Naar het oordeel van het Hof doet de door de eerste rechter opgelegde straf onvoldoende recht aan de ernst van het door verdachte gepleegde feit en de vrees voor herhaling.
Gelet op het voorgaande is de oplegging van een onvoorwaardelijke gevangenisstraf van na te melden duur passend en geboden. Met een andere of lichtere straf zouden de ernst van de gepleegde feit en de vrees voor herhaling worden miskend.
De toepasselijke wettelijke voorschriften
De op te leggen straf is, behalve op het reeds aangehaalde wettelijke voorschrift, gegrond op artikel 31 van het Wetboek van Strafrecht van Aruba.

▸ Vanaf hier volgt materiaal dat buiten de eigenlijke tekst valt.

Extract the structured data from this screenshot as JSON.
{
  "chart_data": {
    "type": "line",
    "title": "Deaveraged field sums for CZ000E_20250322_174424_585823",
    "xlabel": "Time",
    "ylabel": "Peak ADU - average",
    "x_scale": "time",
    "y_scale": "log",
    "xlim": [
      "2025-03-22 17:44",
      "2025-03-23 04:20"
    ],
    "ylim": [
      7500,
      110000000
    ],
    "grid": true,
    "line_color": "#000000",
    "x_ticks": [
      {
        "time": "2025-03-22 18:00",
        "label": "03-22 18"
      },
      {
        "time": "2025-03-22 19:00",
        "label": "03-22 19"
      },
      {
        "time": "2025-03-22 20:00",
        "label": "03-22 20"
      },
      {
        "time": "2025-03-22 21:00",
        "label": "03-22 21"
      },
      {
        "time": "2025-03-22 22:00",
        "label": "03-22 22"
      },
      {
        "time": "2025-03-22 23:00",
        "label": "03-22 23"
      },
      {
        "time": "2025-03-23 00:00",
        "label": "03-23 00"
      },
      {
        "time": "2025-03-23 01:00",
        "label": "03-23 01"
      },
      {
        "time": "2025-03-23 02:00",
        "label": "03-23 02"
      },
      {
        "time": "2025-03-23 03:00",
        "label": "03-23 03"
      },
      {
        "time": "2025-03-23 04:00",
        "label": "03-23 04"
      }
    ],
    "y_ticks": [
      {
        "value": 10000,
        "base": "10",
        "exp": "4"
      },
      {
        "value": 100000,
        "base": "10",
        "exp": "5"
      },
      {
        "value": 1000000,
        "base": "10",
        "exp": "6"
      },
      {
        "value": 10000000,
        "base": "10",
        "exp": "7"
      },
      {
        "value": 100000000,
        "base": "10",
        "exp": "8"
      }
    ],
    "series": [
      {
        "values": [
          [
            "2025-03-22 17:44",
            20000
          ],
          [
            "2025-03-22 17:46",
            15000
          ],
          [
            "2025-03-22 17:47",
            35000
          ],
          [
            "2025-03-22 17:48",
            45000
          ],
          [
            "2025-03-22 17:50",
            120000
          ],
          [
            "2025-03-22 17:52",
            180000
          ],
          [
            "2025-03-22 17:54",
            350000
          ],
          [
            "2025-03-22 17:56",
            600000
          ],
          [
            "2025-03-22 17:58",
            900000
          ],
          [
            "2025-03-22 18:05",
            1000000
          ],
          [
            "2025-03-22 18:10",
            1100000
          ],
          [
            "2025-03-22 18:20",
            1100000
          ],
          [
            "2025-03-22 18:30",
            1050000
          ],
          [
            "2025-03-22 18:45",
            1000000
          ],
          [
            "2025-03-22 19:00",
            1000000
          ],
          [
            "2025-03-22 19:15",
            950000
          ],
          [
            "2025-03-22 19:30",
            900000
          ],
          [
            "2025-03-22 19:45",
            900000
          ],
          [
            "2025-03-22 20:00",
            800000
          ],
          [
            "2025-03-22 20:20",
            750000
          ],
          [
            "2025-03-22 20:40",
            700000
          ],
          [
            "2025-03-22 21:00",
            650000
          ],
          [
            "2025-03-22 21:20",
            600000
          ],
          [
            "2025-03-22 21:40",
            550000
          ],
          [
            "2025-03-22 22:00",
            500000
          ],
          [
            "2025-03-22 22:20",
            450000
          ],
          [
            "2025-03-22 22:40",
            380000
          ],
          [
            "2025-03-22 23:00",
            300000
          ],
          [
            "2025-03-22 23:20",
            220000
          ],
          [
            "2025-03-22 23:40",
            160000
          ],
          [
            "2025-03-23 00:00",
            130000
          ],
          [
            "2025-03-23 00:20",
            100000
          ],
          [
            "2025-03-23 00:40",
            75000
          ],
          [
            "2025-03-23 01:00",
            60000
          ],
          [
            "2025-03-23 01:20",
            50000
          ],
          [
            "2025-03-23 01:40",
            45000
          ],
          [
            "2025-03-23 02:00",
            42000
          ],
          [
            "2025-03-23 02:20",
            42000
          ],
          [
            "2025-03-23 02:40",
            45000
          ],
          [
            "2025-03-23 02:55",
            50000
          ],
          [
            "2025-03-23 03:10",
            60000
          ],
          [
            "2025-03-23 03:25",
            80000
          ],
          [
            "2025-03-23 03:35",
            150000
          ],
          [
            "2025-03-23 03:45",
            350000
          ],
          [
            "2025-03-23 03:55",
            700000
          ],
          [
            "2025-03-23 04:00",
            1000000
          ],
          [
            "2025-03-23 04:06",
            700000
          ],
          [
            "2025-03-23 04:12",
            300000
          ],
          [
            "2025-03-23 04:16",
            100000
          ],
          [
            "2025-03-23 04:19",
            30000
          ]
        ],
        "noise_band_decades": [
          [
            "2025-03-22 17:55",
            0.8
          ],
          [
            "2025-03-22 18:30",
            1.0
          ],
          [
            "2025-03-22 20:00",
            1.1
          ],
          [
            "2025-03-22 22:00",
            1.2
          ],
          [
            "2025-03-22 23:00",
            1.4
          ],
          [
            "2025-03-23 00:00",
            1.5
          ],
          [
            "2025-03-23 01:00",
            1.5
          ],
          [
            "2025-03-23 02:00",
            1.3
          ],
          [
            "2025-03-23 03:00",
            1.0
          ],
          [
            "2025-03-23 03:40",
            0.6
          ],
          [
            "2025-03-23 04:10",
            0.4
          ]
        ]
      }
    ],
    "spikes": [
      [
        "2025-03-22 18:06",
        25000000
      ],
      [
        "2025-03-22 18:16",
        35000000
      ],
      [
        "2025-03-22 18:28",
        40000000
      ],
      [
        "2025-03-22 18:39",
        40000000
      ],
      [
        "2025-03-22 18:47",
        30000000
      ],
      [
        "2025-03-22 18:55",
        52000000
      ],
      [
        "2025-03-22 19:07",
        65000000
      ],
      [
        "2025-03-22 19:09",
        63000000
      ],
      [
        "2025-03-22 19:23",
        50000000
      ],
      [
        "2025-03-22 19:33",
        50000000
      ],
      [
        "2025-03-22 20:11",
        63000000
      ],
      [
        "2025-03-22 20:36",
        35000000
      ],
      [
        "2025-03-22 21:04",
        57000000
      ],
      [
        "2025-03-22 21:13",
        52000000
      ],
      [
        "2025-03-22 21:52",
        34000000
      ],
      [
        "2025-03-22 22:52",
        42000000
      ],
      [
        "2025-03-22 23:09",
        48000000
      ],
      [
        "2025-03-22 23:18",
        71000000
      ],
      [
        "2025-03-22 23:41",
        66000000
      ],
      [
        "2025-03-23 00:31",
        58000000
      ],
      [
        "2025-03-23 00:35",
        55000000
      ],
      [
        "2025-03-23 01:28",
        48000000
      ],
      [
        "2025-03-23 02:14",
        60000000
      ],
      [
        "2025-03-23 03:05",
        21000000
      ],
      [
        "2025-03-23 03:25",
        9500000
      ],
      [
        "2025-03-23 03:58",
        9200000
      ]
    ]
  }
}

RECHTDOENDE IN NAAM DER KONINGIN
Het Hof:
vernietigt het vonnis van het Gerecht in eerste aanleg van Aruba van 31 oktober 2008 en doet opnieuw recht:
verklaart bewezen dat de verdachte het onder 1 en 2 tenlastegelegde, zoals hiervoor bewezen geacht, heeft begaan;
verklaart niet bewezen hetgeen de verdachte onder 1 en 2 meer of anders is ten laste gelegd en spreekt hem daarvan vrij;
verklaart het onder 1 bewezenverklaarde niet strafbaar en ontslaat de verdachte terzake daarvan van alle rechtsvervolging;
kwalificeert het onder 2 bewezenverklaarde als vorenomschreven;
verklaart het onder 2 bewezenverklaarde strafbaar en de verdachte daarvoor strafbaar;
veroordeelt de verdachte tot een gevangenisstraf voor de duur van 3 (drie) JAREN;
bepaalt dat de tijd die door de veroordeelde voor de tenuitvoerlegging van deze uitspraak in verzekering en in voorlopige hechtenis is doorgebracht, bij de tenuitvoerlegging van de opgelegde gevangenisstraf in mindering wordt gebracht.
Dit vonnis is gewezen door mrs. De Haan, De Boer en Wattel, leden van het Gemeenschappelijk Hof van Justitie van de Nederlandse Antillen en Aruba, en ter openbare terechtzitting van het Hof op Curaçao uitgesproken op 9 maart 2009 in tegenwoordigheid van de griffier.